Sometimes at TRE we stifle our emotive side to give you more football analysis, less homerism. Not today. Hide the women, children, and Minnesota fans, Hawkeye State is coming to town. And not in a jolly Santa Claus way either. More like a "finish of The Godfather when Michael has all the heads of the other families killed and then knocks off his sisters husband too" way. Much thanks to Hawkeye State and BHGP for ending Minnesota Week with a bang.
It's April, though, and my hate lies dormant like a hockey-playing polar bear sleeping below the thick ice of the Bering Sea, just waiting to be awoken by the Russian Icebreaker that is the month of November. So let's get positive for once, and talk about the things we like about Minnesota.
I like the fact that Minnesota spent the last 20 years in the Metrodome, an arena that holds 6000 fewer people than Kinnick Stadium and yet was exponentially larger than regional interest in the Golden Gophers. Kinnick North doesn't happen without this combination of oversized facility and apathetic fanbase, and for that I and 20,000 of my closest friends are grateful. It's your fans' apathy and your stadium's grandiosity that has allowed us to lay waste to your parking lots, to tear down your goalposts, to defile your bathroom stalls (which we also appreciate for being large enough to hold two normal-sized adults or up to four Minnesota linemen). Two of my five most treasured moments in the past decade have occurred under your beige roof, Metrodome (the 2002 finish to Iowa's perfect Big Ten season and the 55-0 shellacking in 2008). Thanks for the memories.
I like your new bite-sized stadium, built perfectly for the high school feel of Gopher football. It's quaint. It's cute. It's built to avoid the sort of biennial stadium invasion Iowa and Wisconsin launched at the Hump Dump, and yet its builders short-sightedly forgot the listlessness and disinterest of the Minnesota fanbase. Tickets may be scarce today, but they will be plentiful in late November once the Gophers hit 4-7 and the fans turn their attention to whoever replaces Tubby Smith. We will break into your new home, just as we broke into your old one, only now the revolving doors have been replaced by a goalpost-friendly open end zone.
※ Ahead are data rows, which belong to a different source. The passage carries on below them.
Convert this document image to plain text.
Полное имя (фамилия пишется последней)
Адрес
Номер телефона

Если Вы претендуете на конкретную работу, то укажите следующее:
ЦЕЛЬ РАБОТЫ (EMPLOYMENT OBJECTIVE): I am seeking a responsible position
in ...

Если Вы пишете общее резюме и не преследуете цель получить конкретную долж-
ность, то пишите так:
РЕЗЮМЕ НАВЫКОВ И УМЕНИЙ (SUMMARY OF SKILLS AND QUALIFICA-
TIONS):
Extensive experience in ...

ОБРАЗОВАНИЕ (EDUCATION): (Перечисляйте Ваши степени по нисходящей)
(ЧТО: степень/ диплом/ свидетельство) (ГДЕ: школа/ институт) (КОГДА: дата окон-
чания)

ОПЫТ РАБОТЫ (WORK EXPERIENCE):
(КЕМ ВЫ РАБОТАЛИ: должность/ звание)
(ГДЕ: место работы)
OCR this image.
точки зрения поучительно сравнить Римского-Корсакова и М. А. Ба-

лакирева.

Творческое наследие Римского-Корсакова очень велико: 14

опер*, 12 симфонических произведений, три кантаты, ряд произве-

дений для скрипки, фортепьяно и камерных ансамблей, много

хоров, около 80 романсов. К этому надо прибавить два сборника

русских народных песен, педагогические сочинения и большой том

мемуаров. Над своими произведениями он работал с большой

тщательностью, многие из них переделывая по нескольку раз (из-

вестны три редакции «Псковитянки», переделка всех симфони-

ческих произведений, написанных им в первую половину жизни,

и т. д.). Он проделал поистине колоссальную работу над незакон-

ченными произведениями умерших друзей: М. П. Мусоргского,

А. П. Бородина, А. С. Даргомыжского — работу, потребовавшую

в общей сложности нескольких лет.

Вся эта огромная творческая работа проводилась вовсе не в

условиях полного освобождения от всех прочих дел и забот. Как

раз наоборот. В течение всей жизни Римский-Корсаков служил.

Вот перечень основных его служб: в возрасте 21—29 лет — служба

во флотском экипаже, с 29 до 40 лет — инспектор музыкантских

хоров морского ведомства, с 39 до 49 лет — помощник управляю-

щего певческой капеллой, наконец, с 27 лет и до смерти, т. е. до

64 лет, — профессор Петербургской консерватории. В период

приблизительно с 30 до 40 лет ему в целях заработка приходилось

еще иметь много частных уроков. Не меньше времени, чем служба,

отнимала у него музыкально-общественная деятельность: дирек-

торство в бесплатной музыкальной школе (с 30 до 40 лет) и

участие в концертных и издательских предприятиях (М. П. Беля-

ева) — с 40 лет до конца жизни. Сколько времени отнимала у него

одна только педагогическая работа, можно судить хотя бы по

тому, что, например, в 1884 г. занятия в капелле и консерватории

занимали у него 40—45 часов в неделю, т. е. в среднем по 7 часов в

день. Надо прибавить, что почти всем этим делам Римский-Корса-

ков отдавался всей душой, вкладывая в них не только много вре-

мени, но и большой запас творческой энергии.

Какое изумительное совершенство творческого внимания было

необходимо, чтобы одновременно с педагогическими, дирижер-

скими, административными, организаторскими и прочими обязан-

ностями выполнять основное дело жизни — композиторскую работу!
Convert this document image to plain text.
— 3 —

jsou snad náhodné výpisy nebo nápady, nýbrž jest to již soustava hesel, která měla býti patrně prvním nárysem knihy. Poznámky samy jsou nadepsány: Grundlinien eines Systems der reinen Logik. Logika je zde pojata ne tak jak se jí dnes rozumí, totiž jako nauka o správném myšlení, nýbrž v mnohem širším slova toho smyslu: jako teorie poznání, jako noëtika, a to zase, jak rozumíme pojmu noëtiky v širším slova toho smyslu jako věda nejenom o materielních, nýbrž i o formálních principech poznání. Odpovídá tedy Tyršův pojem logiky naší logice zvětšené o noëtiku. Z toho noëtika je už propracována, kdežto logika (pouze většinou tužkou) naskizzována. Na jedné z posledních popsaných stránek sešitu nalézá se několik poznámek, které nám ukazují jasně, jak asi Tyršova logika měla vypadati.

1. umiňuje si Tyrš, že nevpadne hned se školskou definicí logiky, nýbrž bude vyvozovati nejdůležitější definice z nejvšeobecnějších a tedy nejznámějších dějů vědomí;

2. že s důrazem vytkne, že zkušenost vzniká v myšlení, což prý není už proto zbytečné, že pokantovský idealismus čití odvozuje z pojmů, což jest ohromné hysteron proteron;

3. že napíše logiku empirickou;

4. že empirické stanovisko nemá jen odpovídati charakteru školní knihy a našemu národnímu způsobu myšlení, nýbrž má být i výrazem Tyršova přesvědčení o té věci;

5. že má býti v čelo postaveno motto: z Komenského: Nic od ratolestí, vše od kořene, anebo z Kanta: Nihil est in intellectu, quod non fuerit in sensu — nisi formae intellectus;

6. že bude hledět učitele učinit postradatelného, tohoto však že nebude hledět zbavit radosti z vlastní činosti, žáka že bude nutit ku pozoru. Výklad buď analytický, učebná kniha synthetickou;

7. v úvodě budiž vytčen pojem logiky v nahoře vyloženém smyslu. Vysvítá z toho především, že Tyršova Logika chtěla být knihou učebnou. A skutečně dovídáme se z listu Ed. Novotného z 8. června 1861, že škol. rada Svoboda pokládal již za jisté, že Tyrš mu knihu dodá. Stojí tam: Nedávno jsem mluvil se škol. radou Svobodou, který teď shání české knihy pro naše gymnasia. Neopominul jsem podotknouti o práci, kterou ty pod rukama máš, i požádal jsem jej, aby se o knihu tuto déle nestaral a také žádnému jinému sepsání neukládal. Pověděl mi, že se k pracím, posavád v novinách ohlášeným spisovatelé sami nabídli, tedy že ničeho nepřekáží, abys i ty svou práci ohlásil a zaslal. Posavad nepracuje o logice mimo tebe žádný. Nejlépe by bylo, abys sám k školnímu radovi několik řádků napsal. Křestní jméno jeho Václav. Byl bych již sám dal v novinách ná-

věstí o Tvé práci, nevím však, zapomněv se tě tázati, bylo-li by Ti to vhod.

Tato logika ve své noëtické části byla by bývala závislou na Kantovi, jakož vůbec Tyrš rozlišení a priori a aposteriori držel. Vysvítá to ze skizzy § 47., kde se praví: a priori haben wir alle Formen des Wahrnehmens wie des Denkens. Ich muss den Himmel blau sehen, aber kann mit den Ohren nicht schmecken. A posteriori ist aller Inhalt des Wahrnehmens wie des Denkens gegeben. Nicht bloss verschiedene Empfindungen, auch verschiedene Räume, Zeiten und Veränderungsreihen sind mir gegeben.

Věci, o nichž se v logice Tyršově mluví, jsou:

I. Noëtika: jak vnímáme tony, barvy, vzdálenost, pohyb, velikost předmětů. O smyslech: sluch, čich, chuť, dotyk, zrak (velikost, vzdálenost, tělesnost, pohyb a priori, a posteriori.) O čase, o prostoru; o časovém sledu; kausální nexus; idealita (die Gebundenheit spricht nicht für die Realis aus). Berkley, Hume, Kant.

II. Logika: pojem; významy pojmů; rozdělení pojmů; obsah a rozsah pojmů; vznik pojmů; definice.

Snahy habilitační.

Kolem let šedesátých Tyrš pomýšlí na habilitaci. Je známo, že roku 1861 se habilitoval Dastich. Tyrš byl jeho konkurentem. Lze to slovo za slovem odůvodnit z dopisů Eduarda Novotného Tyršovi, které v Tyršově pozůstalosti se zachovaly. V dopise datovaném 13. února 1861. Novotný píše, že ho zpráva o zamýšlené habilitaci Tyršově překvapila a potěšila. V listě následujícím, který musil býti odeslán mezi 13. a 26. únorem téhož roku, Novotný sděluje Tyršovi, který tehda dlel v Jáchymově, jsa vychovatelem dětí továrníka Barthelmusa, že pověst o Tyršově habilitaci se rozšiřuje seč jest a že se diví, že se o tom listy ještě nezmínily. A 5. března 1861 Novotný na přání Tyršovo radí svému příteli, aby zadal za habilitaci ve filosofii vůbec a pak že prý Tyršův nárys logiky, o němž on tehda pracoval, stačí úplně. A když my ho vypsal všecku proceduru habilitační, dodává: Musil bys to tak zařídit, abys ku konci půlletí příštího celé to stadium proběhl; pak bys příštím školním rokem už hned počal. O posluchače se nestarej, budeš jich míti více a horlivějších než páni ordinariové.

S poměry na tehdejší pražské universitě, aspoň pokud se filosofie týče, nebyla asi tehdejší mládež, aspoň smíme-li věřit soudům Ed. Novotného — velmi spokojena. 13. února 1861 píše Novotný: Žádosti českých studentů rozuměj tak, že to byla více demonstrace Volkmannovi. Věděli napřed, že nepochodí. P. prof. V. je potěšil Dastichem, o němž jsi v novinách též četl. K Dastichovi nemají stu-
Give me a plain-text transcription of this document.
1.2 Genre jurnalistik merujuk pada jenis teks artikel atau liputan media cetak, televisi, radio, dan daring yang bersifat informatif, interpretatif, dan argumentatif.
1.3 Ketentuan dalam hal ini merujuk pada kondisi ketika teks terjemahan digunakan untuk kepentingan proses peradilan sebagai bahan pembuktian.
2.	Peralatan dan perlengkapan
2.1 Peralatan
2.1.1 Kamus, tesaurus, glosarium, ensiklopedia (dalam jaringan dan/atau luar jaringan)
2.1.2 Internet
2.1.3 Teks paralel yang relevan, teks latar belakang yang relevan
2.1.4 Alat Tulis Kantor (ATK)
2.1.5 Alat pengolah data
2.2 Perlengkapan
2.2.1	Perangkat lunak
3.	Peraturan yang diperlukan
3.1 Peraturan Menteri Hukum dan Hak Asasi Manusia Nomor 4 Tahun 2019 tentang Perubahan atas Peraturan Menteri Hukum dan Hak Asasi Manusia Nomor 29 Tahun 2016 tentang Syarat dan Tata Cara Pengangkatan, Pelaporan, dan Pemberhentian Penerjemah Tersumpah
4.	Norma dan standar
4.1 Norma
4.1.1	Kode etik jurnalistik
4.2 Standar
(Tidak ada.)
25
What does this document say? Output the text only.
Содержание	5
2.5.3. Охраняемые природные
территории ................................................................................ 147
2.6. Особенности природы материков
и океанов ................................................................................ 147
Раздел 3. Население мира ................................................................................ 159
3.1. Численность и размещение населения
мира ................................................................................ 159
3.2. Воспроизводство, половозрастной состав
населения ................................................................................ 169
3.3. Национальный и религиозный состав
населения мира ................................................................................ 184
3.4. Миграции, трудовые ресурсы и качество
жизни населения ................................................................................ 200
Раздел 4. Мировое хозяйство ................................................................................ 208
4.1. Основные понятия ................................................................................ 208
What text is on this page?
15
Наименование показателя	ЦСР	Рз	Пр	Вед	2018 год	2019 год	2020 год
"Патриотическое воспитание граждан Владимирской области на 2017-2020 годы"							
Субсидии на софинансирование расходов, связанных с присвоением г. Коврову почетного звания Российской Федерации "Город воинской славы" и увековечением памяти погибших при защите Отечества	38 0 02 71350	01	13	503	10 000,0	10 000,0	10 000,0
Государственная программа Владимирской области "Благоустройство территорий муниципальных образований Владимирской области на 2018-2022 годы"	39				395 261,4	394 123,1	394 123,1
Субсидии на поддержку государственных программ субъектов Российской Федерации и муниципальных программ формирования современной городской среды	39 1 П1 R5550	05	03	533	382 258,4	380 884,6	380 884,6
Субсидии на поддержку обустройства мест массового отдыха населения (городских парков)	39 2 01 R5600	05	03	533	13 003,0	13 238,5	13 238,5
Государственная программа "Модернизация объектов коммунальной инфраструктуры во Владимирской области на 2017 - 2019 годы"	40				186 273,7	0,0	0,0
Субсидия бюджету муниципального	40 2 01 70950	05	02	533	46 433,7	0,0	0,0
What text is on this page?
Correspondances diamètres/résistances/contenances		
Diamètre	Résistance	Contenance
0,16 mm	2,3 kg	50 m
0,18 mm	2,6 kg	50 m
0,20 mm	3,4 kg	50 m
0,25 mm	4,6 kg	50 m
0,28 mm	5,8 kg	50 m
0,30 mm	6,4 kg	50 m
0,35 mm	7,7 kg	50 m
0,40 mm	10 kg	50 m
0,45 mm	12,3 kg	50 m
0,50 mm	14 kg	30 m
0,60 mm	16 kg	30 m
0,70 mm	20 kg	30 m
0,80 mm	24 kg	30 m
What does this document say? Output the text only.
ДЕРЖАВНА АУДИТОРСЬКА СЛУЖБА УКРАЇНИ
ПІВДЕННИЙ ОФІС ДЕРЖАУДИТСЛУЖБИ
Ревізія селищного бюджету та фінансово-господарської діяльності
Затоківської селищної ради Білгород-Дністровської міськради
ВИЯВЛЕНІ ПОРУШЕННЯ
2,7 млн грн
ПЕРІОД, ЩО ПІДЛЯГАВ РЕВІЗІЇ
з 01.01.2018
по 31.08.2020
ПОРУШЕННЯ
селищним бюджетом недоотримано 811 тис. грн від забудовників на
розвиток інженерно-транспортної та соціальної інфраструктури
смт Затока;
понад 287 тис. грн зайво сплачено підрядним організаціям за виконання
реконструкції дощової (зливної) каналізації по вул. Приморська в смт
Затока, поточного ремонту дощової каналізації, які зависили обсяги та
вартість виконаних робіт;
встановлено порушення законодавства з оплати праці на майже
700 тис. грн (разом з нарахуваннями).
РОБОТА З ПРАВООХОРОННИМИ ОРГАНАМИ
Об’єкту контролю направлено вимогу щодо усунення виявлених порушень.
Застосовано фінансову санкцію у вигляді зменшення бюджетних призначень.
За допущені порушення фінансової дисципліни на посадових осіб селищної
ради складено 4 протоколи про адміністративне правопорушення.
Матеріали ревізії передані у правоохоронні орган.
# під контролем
Some stadiums, like Iowa's, are named after heroes. Some, like Penn State's, are named after benefactors. Some, like Michigan's and Ohio State's, need no name, as their given monikers have been engulfed by their mythology. But Minnesota, a program allegedly steeped in tradition, named its new stadium after a bank. Selling naming rights to your college stadium is a decision so deliciously money-hungry, so cynically corporate, that even Indiana hasn't done it, and Indiana sold a home game to Daniel Snyder. The best programs, like soon-to-be Minnesota opponent Southern Cal, have treated their players as professionals while maintaining the outward appearance of amateurism. Minnesota has somehow done the opposite: Taking the worst of professional sports' tendency to consume every available dollar, and applying it to this most amateur of programs.
Most of all, I love Tim Brewster, willing patriarch to this dysfunctional family, grinning idiotically while his program corrodes from within, spinning the company line while reality proves differently, fiddling while St. Paul burns. He is a "recruiter," in that he finds Rivals-approved talent and then leaves them in that larval state, unable or even unwilling to let them develop from high school stars into Big Ten regulars, forever touting that next class. In a conference addled with the likes of Rich Rodriguez and Ron Zook, Tim Brewster is the worst of the snake oil salesmen, pimping big locker rooms to potential recruits while his current players languish on the vine. We kid about GO FIGHT TRY BEST WIN TREMENDOUS TIM, but not really, because anyone who repeatedly bends the truth as he does -- whether by taking credit for other coaches' wins when he served as a less-than-coordinator, or conveniently forgetting the worst loss in modern program history, or repeatedly bragging about a "national championship trophy" for a contested championship won twenty-six years before the trophy was even created -- has nothing left to rely upon but hyperbole.
Goldy hasn't always been this likable. Once, Minnesota was a football powerhouse, running roughshod over the Big Ten, obliterating all teams in their path. And then World War II ended, and then some other stuff happened, and then Minnesota hired Glen Mason, and the rest is history. Mason owns the highest winning percentage of any Minnesota coach since FDR was in office with an uninspiring .535 mark against some of the worst schedules in the history of the world. Murray Warmath, for whom the Gophers named their legendary locker room, barely broke .500. The Gophers haven't won a share of the Big Ten title in 43 years. They haven't played a January game in 48. The numbers don't lie. Minnesota is no longer a rival to their claimed foes Iowa and Wisconsin. No, Minnesota is a joke.